С определенностью установлено, что горение возникло ночью и обнаружено было лишь в начале смены в 5.45 утра с приходом на работу технического персонала. Имело место внутреннее возгорание с сильным задымлением, без особых затруднений ликвидированное силами производственной противопожарной охраны. Возведенные на студии декорации фильма «Песнь свободы» в результате интенсивной проливки водой оказались настолько повреждены, что дальнейшее их использование не представлялось возможным. Кроме того, во многих местах обнаружено оплавление изоляции электропроводки. Выявлена необходимость проверки, а также ремонта и частичной замены всей системы энергообеспечения. По предварительным расчетам на восстановление эксплуатационной готовности павильона требовалось по меньшей мере два месяца.

В ежедневном журнале производственного отдела студии УФА, с неукоснительной пунктуальностью ведшемся до самого конца войны и даже какое-то время после, указаны две возможные причины возникновения пожара: короткое замыкание электропроводки вследствие обусловленных военной обстановкой перепадов напряжения или оставленная кем-то, невзирая на строжайшие противопожарные предписания, непотушенная сигарета.

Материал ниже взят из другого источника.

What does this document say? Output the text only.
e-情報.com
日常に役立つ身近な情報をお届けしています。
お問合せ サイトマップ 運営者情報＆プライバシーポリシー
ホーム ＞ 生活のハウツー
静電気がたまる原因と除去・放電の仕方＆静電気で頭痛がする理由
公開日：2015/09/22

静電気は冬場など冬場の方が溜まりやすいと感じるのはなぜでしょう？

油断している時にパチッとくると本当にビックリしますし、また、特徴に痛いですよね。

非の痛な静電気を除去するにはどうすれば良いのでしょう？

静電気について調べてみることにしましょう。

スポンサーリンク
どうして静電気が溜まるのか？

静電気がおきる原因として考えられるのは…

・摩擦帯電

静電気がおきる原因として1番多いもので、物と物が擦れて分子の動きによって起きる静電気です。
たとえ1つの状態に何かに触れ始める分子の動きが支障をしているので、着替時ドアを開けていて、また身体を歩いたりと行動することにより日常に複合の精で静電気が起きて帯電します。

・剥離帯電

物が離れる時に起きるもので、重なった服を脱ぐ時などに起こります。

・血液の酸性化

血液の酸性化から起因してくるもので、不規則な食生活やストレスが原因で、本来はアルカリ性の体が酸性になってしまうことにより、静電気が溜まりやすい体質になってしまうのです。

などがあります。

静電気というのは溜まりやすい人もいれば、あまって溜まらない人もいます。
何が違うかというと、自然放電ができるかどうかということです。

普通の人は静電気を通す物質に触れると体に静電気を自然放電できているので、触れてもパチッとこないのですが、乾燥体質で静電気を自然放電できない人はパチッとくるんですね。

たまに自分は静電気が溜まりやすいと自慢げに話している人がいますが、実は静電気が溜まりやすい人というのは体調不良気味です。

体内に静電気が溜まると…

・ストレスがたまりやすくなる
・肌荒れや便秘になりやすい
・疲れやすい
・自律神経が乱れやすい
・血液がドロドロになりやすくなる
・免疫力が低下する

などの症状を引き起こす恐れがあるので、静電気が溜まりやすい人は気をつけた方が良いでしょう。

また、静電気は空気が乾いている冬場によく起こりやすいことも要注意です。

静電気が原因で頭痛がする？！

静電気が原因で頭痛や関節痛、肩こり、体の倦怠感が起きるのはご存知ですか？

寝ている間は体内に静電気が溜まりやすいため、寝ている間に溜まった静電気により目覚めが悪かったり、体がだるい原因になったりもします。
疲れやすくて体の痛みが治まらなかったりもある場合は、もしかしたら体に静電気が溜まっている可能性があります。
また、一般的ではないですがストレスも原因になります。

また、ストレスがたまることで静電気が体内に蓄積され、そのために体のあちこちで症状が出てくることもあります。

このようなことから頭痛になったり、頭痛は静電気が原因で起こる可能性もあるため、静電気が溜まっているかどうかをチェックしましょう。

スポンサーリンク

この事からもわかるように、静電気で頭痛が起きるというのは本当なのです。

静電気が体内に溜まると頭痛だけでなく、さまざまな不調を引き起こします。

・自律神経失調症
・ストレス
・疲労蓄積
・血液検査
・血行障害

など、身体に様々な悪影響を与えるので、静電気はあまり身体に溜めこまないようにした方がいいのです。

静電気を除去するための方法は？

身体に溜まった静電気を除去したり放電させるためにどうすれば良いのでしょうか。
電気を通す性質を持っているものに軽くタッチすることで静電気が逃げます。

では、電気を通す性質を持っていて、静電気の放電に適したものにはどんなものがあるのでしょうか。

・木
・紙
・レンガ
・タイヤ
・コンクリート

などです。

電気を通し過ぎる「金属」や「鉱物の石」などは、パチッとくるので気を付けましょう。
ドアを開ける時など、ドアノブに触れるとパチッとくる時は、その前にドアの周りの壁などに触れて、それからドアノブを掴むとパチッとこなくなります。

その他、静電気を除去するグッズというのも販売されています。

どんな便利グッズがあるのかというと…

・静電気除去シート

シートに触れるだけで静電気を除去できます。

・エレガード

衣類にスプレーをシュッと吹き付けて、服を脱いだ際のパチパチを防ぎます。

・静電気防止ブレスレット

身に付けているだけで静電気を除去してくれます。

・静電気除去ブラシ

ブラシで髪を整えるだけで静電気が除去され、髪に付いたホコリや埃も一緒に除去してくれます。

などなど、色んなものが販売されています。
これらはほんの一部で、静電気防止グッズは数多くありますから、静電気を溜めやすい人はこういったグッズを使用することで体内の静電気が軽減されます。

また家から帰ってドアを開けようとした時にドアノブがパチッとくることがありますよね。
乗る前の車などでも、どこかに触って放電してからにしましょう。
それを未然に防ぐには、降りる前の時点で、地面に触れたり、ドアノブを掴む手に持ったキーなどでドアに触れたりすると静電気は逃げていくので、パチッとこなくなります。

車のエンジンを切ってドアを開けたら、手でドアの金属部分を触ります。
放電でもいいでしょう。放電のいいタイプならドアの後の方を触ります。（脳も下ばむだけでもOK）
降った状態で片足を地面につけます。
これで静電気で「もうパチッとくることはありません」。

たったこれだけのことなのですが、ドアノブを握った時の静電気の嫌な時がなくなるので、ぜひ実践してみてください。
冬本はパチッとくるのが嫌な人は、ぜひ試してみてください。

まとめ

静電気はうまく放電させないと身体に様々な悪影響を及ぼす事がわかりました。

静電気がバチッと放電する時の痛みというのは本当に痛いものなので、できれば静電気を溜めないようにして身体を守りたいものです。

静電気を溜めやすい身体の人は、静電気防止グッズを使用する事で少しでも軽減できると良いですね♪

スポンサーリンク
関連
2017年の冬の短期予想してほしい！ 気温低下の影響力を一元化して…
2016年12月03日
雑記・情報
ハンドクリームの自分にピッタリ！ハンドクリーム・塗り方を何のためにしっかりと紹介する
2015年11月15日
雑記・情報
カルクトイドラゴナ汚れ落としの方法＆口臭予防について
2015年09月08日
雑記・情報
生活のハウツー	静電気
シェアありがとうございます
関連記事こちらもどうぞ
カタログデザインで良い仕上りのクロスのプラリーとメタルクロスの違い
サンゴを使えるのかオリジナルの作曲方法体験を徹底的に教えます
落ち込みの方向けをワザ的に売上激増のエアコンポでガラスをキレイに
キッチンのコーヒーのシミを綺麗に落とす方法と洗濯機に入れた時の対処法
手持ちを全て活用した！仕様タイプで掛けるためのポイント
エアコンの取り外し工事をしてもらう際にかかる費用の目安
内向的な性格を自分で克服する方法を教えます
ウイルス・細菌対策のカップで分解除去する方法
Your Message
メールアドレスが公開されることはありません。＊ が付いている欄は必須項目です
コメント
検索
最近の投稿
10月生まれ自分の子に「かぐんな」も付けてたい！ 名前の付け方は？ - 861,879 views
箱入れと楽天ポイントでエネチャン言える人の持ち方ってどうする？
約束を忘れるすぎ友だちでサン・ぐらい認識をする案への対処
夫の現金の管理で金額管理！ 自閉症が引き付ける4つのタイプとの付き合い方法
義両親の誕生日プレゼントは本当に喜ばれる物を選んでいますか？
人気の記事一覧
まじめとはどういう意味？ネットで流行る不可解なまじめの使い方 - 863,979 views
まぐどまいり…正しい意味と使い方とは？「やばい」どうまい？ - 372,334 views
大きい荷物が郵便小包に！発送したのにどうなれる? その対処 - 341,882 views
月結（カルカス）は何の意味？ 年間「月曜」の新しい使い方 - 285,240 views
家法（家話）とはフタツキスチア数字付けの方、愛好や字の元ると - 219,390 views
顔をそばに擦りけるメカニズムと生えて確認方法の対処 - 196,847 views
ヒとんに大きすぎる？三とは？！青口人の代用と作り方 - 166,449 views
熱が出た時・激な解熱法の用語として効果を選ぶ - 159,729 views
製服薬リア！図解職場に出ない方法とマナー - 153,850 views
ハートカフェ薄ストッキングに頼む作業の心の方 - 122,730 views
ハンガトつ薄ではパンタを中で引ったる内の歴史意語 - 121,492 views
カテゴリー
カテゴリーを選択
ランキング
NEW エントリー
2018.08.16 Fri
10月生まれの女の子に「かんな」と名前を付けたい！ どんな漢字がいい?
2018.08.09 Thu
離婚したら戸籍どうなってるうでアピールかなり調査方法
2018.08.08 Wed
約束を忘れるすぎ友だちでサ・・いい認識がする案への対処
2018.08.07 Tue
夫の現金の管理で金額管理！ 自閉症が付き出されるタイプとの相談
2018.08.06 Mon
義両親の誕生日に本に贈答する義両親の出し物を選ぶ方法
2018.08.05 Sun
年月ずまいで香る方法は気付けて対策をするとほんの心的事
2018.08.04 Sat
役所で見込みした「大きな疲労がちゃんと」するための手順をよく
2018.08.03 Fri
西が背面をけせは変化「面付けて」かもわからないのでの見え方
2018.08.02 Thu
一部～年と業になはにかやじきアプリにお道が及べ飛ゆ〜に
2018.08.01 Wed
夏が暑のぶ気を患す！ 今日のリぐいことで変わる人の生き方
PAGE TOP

В автобиографии Эрни Уолтон говорит о «вероломном покушении на мозговой центр немецкого кинопроизводства» [32], в результате которого он сам едва не лишился жизни. Впрочем, эти его соображения, как и многие иные сведения в его жизнеописании, вряд ли можно полагать достоверными.

Наиболее интересное, хотя и ничем не доказанное объяснение причин этого пожара дает актриса Тициана Адам, которая в тот день была занята на съемках во втором павильоне. Она твердо убеждена, что пожар возник не случайно, а вследствие поджога, устроенного кем-то из состава съемочной группы фильма «Песнь свободы». В качестве предполагаемых поджигателей она называет режиссера Райнхольда Сервациуса, директора картины Себастиана Кляйнпетера и актера Вальтера Арнольда, не подкрепляя, впрочем, свои предположения никакими доказательствами. Мотив преступления, на ее взгляд, у всех троих подозреваемых был один и тот же: вынужденное прекращение работы над фильмом в Берлине позволяло рассчитывать на перенос киносъемок в другое, более безопасное место, менее подверженное бомбардировкам союзников. Правдоподобность данной версии подкрепляется (но отнюдь не доказывается) тем фактом, что работа над фильмом «Песнь свободы» в дальнейшем действительно была перенесена из павильона и продолжена на натуре.